Não creio que essa retórica inflamada
levará a uma guerra civil, mas ela decerto contribui para a normalização da
violência política e o descrédito do sistema de Justiça. Ao menos para o
eleitor trumpista, uma eventual condenação será a "prova" de que a
elite de Washington persegue o republicano e fará tudo para impedi-lo de voltar
à Presidência.
Bolsonaro terá em breve outra oportunidade
de emular seu ídolo. Está
marcado para o próximo dia 22 o julgamento, pelo Tribunal Superior
Eleitoral, de uma ação que poderá torná-lo inelegível por oito anos. Em caso de
condenação, não é difícil vislumbrar o capitão reformado insuflando seus
apoiadores contra a Justiça. É verdade que nosso sistema não precisa de ajuda
externa para desmoralizar-se.

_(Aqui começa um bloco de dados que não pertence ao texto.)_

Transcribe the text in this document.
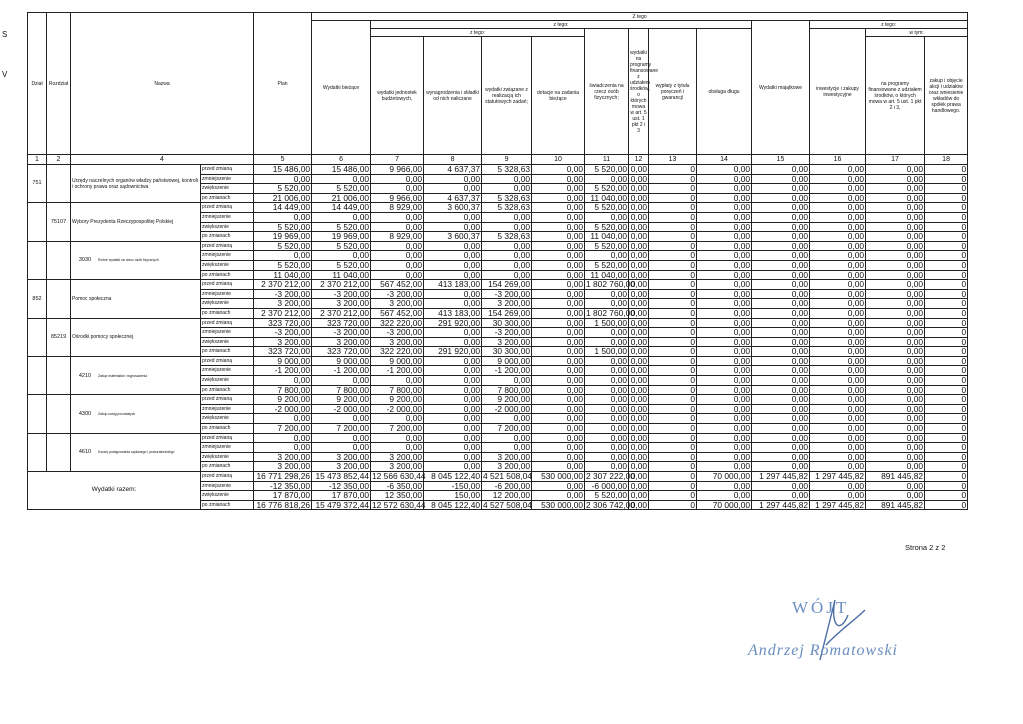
S
V
Dział	Rozdział	Nazwa		Plan	Z tego												
					Wydatki bieżące	z tego:								Wydatki majątkowe	z tego:		
						z tego:				świadczenia na rzecz osób fizycznych;	wydatki na programy finansowane z udziałem środków, o których mowa w art. 5 ust. 1 pkt 2 i 3	wypłaty z tytułu poręczeń i gwarancji	obsługa długu		inwestycje i zakupy inwestycyjne	w tym:	
						wydatki jednostek budżetowych,	wynagrodzenia i składki od nich naliczane	wydatki związane z realizacją ich statutowych zadań;	dotacje na zadania bieżące							na programy finansowane z udziałem środków, o których mowa w art. 5 ust. 1 pkt 2 i 3,	zakup i objęcie akcji i udziałów oraz wniesienie wkładów do spółek prawa handlowego.
1	2	4		5	6	7	8	9	10	11	12	13	14	15	16	17	18
751		Urzędy naczelnych organów władzy państwowej, kontroli i ochrony prawa oraz sądownictwa	przed zmianą	15 486,00	15 486,00	9 966,00	4 637,37	5 328,63	0,00	5 520,00	0,00	0	0,00	0,00	0,00	0,00	0
			zmniejszenie	0,00	0,00	0,00	0,00	0,00	0,00	0,00	0,00	0	0,00	0,00	0,00	0,00	0
			zwiększenie	5 520,00	5 520,00	0,00	0,00	0,00	0,00	5 520,00	0,00	0	0,00	0,00	0,00	0,00	0
			po zmianach	21 006,00	21 006,00	9 966,00	4 637,37	5 328,63	0,00	11 040,00	0,00	0	0,00	0,00	0,00	0,00	0
	75107	Wybory Prezydenta Rzeczypospolitej Polskiej	przed zmianą	14 449,00	14 449,00	8 929,00	3 600,37	5 328,63	0,00	5 520,00	0,00	0	0,00	0,00	0,00	0,00	0
			zmniejszenie	0,00	0,00	0,00	0,00	0,00	0,00	0,00	0,00	0	0,00	0,00	0,00	0,00	0
			zwiększenie	5 520,00	5 520,00	0,00	0,00	0,00	0,00	5 520,00	0,00	0	0,00	0,00	0,00	0,00	0
			po zmianach	19 969,00	19 969,00	8 929,00	3 600,37	5 328,63	0,00	11 040,00	0,00	0	0,00	0,00	0,00	0,00	0
		3030 Różne wydatki na rzecz osób fizycznych	przed zmianą	5 520,00	5 520,00	0,00	0,00	0,00	0,00	5 520,00	0,00	0	0,00	0,00	0,00	0,00	0
			zmniejszenie	0,00	0,00	0,00	0,00	0,00	0,00	0,00	0,00	0	0,00	0,00	0,00	0,00	0
			zwiększenie	5 520,00	5 520,00	0,00	0,00	0,00	0,00	5 520,00	0,00	0	0,00	0,00	0,00	0,00	0
			po zmianach	11 040,00	11 040,00	0,00	0,00	0,00	0,00	11 040,00	0,00	0	0,00	0,00	0,00	0,00	0
852		Pomoc społeczna	przed zmianą	2 370 212,00	2 370 212,00	567 452,00	413 183,00	154 269,00	0,00	1 802 760,00	0,00	0	0,00	0,00	0,00	0,00	0
			zmniejszenie	-3 200,00	-3 200,00	-3 200,00	0,00	-3 200,00	0,00	0,00	0,00	0	0,00	0,00	0,00	0,00	0
			zwiększenie	3 200,00	3 200,00	3 200,00	0,00	3 200,00	0,00	0,00	0,00	0	0,00	0,00	0,00	0,00	0
			po zmianach	2 370 212,00	2 370 212,00	567 452,00	413 183,00	154 269,00	0,00	1 802 760,00	0,00	0	0,00	0,00	0,00	0,00	0
	85219	Ośrodki pomocy społecznej	przed zmianą	323 720,00	323 720,00	322 220,00	291 920,00	30 300,00	0,00	1 500,00	0,00	0	0,00	0,00	0,00	0,00	0
			zmniejszenie	-3 200,00	-3 200,00	-3 200,00	0,00	-3 200,00	0,00	0,00	0,00	0	0,00	0,00	0,00	0,00	0
			zwiększenie	3 200,00	3 200,00	3 200,00	0,00	3 200,00	0,00	0,00	0,00	0	0,00	0,00	0,00	0,00	0
			po zmianach	323 720,00	323 720,00	322 220,00	291 920,00	30 300,00	0,00	1 500,00	0,00	0	0,00	0,00	0,00	0,00	0
		4210 Zakup materiałów i wyposażenia	przed zmianą	9 000,00	9 000,00	9 000,00	0,00	9 000,00	0,00	0,00	0,00	0	0,00	0,00	0,00	0,00	0
			zmniejszenie	-1 200,00	-1 200,00	-1 200,00	0,00	-1 200,00	0,00	0,00	0,00	0	0,00	0,00	0,00	0,00	0
			zwiększenie	0,00	0,00	0,00	0,00	0,00	0,00	0,00	0,00	0	0,00	0,00	0,00	0,00	0
			po zmianach	7 800,00	7 800,00	7 800,00	0,00	7 800,00	0,00	0,00	0,00	0	0,00	0,00	0,00	0,00	0
		4300 Zakup usług pozostałych	przed zmianą	9 200,00	9 200,00	9 200,00	0,00	9 200,00	0,00	0,00	0,00	0	0,00	0,00	0,00	0,00	0
			zmniejszenie	-2 000,00	-2 000,00	-2 000,00	0,00	-2 000,00	0,00	0,00	0,00	0	0,00	0,00	0,00	0,00	0
			zwiększenie	0,00	0,00	0,00	0,00	0,00	0,00	0,00	0,00	0	0,00	0,00	0,00	0,00	0
			po zmianach	7 200,00	7 200,00	7 200,00	0,00	7 200,00	0,00	0,00	0,00	0	0,00	0,00	0,00	0,00	0
		4610 Koszty postępowania sądowego i prokuratorskiego	przed zmianą	0,00	0,00	0,00	0,00	0,00	0,00	0,00	0,00	0	0,00	0,00	0,00	0,00	0
			zmniejszenie	0,00	0,00	0,00	0,00	0,00	0,00	0,00	0,00	0	0,00	0,00	0,00	0,00	0
			zwiększenie	3 200,00	3 200,00	3 200,00	0,00	3 200,00	0,00	0,00	0,00	0	0,00	0,00	0,00	0,00	0
			po zmianach	3 200,00	3 200,00	3 200,00	0,00	3 200,00	0,00	0,00	0,00	0	0,00	0,00	0,00	0,00	0
Wydatki razem:			przed zmianą	16 771 298,26	15 473 852,44	12 566 630,44	8 045 122,40	4 521 508,04	530 000,00	2 307 222,00	0,00	0	70 000,00	1 297 445,82	1 297 445,82	891 445,82	0
			zmniejszenie	-12 350,00	-12 350,00	-6 350,00	-150,00	-6 200,00	0,00	-6 000,00	0,00	0	0,00	0,00	0,00	0,00	0
			zwiększenie	17 870,00	17 870,00	12 350,00	150,00	12 200,00	0,00	5 520,00	0,00	0	0,00	0,00	0,00	0,00	0
			po zmianach	16 776 818,26	15 479 372,44	12 572 630,44	8 045 122,40	4 527 508,04	530 000,00	2 306 742,00	0,00	0	70 000,00	1 297 445,82	1 297 445,82	891 445,82	0
Strona 2 z 2
WÓJT
Andrzej Romatowski
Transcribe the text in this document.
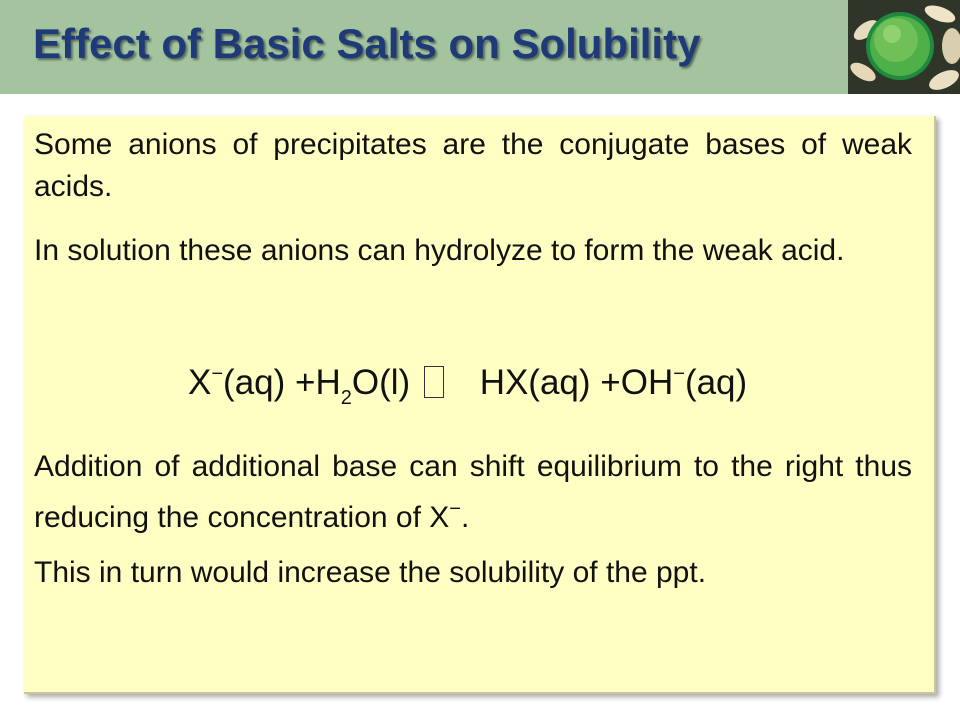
Effect of Basic Salts on Solubility

Some anions of precipitates are the conjugate bases of weak acids.

In solution these anions can hydrolyze to form the weak acid.

X−(aq) +H2O(l) HX(aq) +OH−(aq)

Addition of additional base can shift equilibrium to the right thus reducing the concentration of X−.

This in turn would increase the solubility of the ppt.
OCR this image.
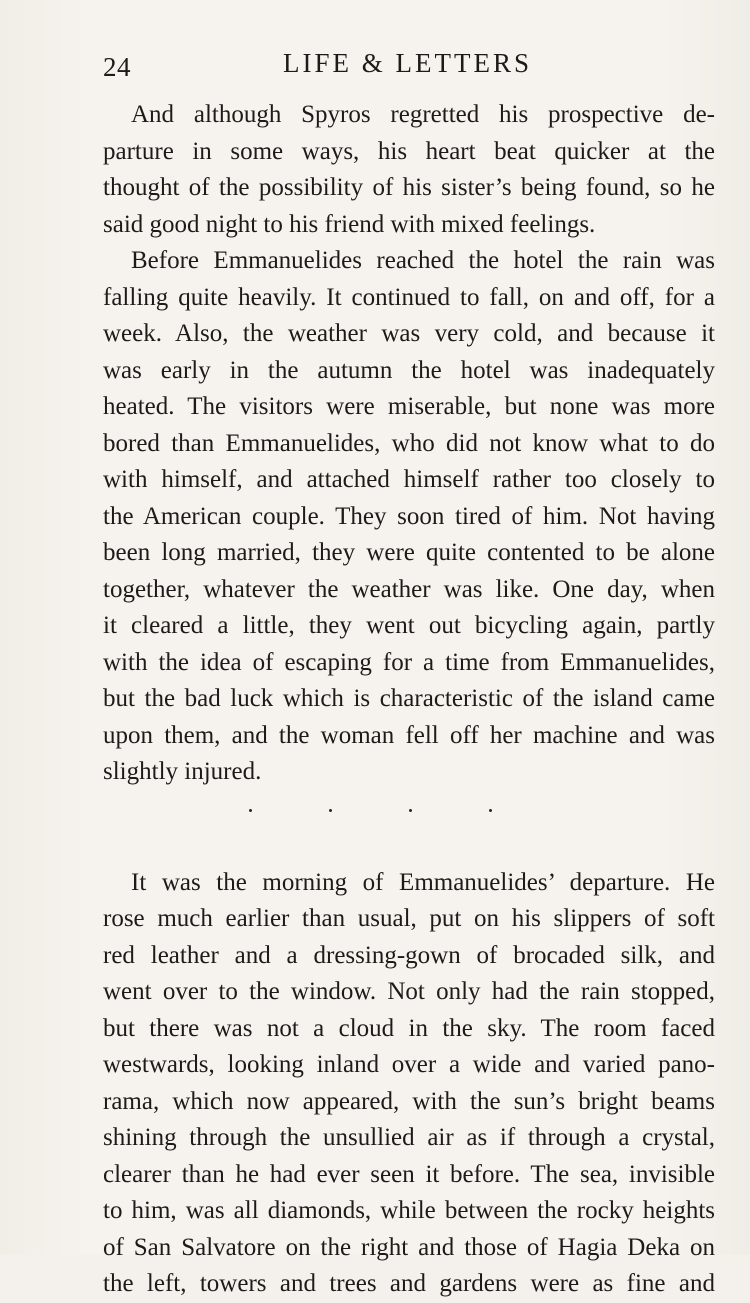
24	LIFE & LETTERS
And although Spyros regretted his prospective de-
parture in some ways, his heart beat quicker at the
thought of the possibility of his sister’s being found, so he
said good night to his friend with mixed feelings.
Before Emmanuelides reached the hotel the rain was
falling quite heavily. It continued to fall, on and off, for a
week. Also, the weather was very cold, and because it
was early in the autumn the hotel was inadequately
heated. The visitors were miserable, but none was more
bored than Emmanuelides, who did not know what to do
with himself, and attached himself rather too closely to
the American couple. They soon tired of him. Not having
been long married, they were quite contented to be alone
together, whatever the weather was like. One day, when
it cleared a little, they went out bicycling again, partly
with the idea of escaping for a time from Emmanuelides,
but the bad luck which is characteristic of the island came
upon them, and the woman fell off her machine and was
slightly injured.
It was the morning of Emmanuelides’ departure. He
rose much earlier than usual, put on his slippers of soft
red leather and a dressing-gown of brocaded silk, and
went over to the window. Not only had the rain stopped,
but there was not a cloud in the sky. The room faced
westwards, looking inland over a wide and varied pano-
rama, which now appeared, with the sun’s bright beams
shining through the unsullied air as if through a crystal,
clearer than he had ever seen it before. The sea, invisible
to him, was all diamonds, while between the rocky heights
of San Salvatore on the right and those of Hagia Deka on
the left, towers and trees and gardens were as fine and
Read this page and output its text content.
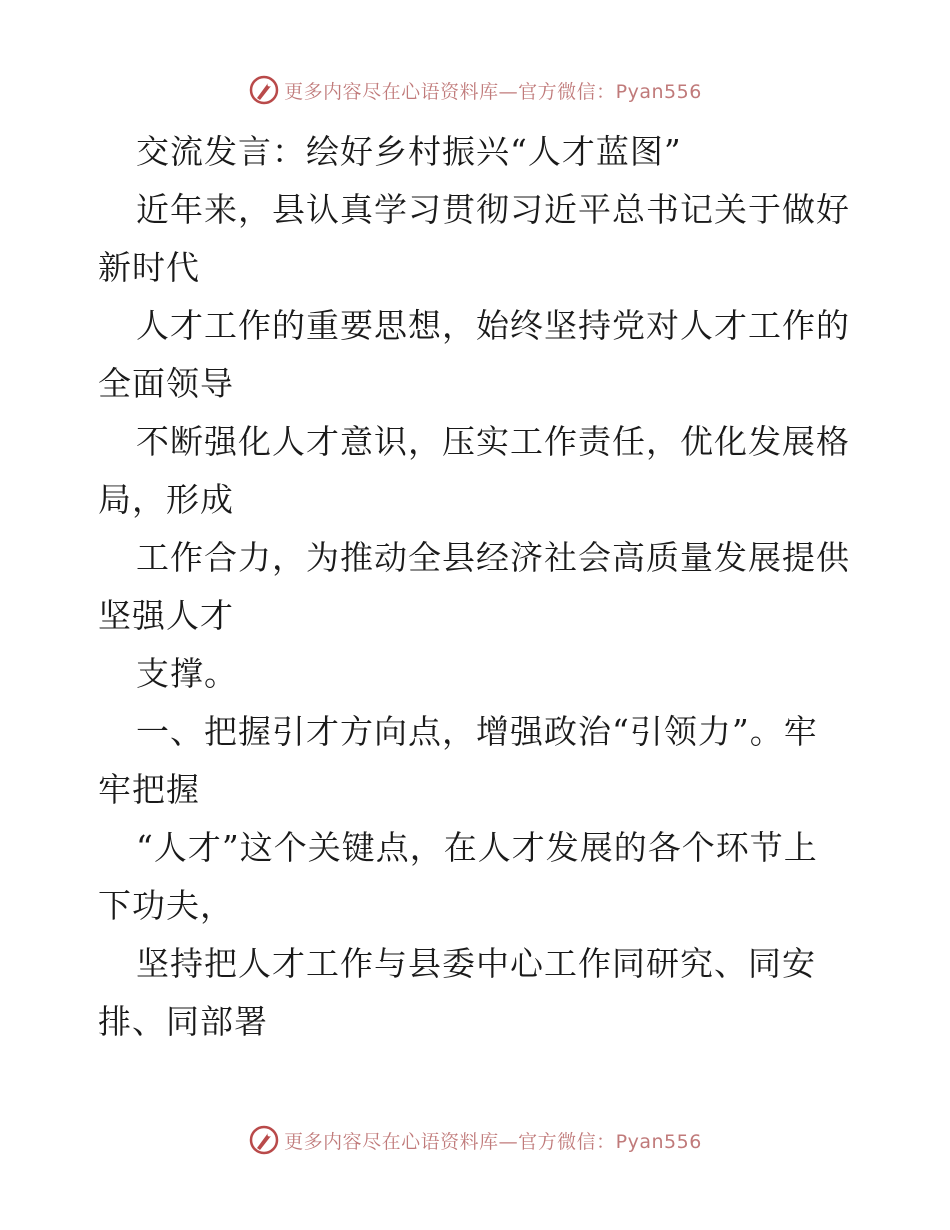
更多内容尽在心语资料库—官方微信：Pyan556
交流发言：绘好乡村振兴“人才蓝图”
近年来，县认真学习贯彻习近平总书记关于做好
新时代
人才工作的重要思想，始终坚持党对人才工作的
全面领导
不断强化人才意识，压实工作责任，优化发展格
局，形成
工作合力，为推动全县经济社会高质量发展提供
坚强人才
支撑。
一、把握引才方向点，增强政治“引领力”。牢
牢把握
“人才”这个关键点，在人才发展的各个环节上
下功夫，
坚持把人才工作与县委中心工作同研究、同安
排、同部署
更多内容尽在心语资料库—官方微信：Pyan556
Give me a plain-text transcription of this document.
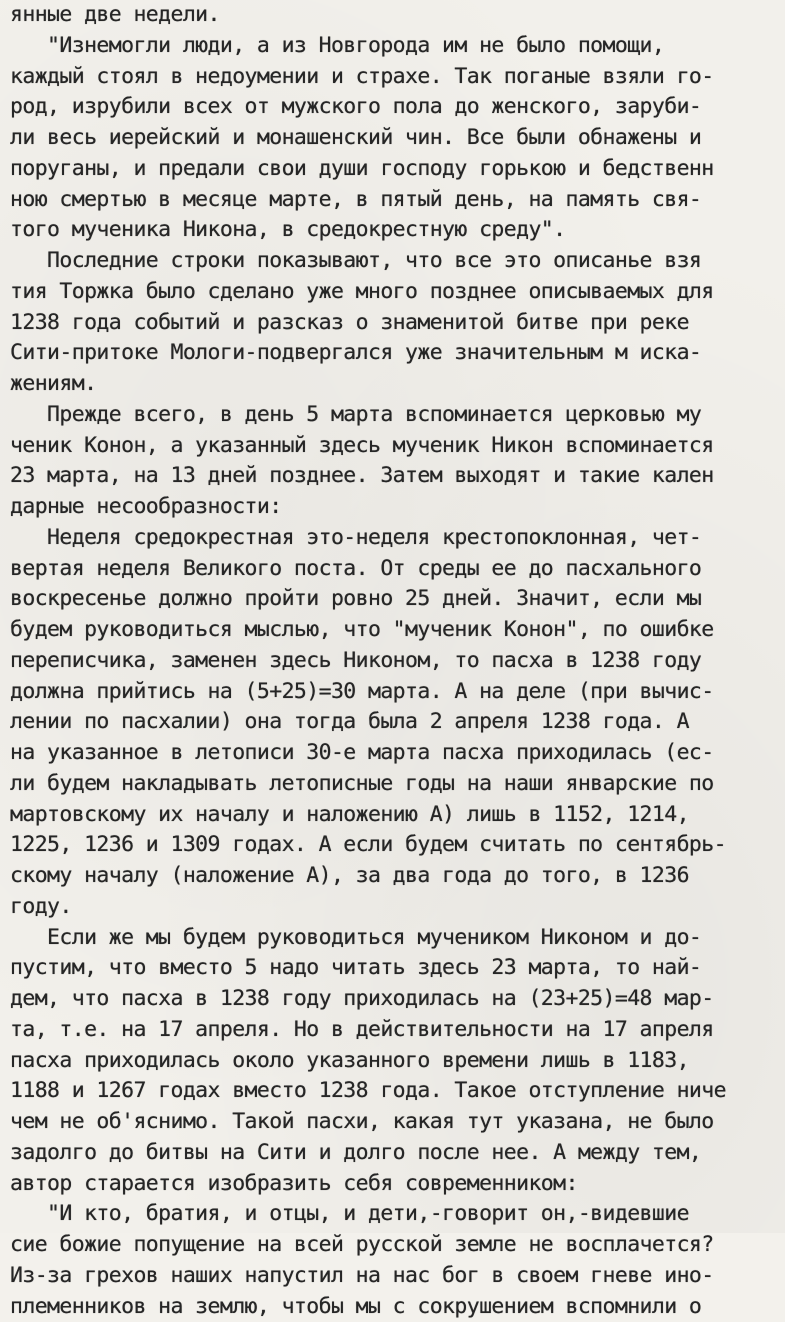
янные две недели.
"Изнемогли люди, а из Новгорода им не было помощи,
каждый стоял в недоумении и страхе. Так поганые взяли го-
род, изрубили всех от мужского пола до женского, заруби-
ли весь иерейский и монашенский чин. Все были обнажены и
поруганы, и предали свои души господу горькою и бедственн
ною смертью в месяце марте, в пятый день, на память свя-
того мученика Никона, в средокрестную среду".
Последние строки показывают, что все это описанье взя
тия Торжка было сделано уже много позднее описываемых для
1238 года событий и разсказ о знаменитой битве при реке
Сити-притоке Мологи-подвергался уже значительным м иска-
жениям.
Прежде всего, в день 5 марта вспоминается церковью му
ченик Конон, а указанный здесь мученик Никон вспоминается
23 марта, на 13 дней позднее. Затем выходят и такие кален
дарные несообразности:
Неделя средокрестная это-неделя крестопоклонная, чет-
вертая неделя Великого поста. От среды ее до пасхального
воскресенье должно пройти ровно 25 дней. Значит, если мы
будем руководиться мыслью, что "мученик Конон", по ошибке
переписчика, заменен здесь Никоном, то пасха в 1238 году
должна прийтись на (5+25)=30 марта. А на деле (при вычис-
лении по пасхалии) она тогда была 2 апреля 1238 года. А
на указанное в летописи 30-е марта пасха приходилась (ес-
ли будем накладывать летописные годы на наши январские по
мартовскому их началу и наложению А) лишь в 1152, 1214,
1225, 1236 и 1309 годах. А если будем считать по сентябрь-
скому началу (наложение А), за два года до того, в 1236
году.
Если же мы будем руководиться мучеником Никоном и до-
пустим, что вместо 5 надо читать здесь 23 марта, то най-
дем, что пасха в 1238 году приходилась на (23+25)=48 мар-
та, т.е. на 17 апреля. Но в действительности на 17 апреля
пасха приходилась около указанного времени лишь в 1183,
1188 и 1267 годах вместо 1238 года. Такое отступление ниче
чем не об'яснимо. Такой пасхи, какая тут указана, не было
задолго до битвы на Сити и долго после нее. А между тем,
автор старается изобразить себя современником:
"И кто, братия, и отцы, и дети,-говорит он,-видевшие
сие божие попущение на всей русской земле не восплачется?
Из-за грехов наших напустил на нас бог в своем гневе ино-
племенников на землю, чтобы мы с сокрушением вспомнили о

A incapacidade do Supremo Tribunal
Federal de promover um mínimo de estabilidade jurídica em casos
envolvendo políticos já torna tudo sempre meio suspeito, pouco importa se real
ou imaginariamente.
O ponto é que, mesmo na derrota, Bolsonaro
ainda conserva o poder de dividir a sociedade —e isso faz um mal tremendo à
democracia.
Verdade.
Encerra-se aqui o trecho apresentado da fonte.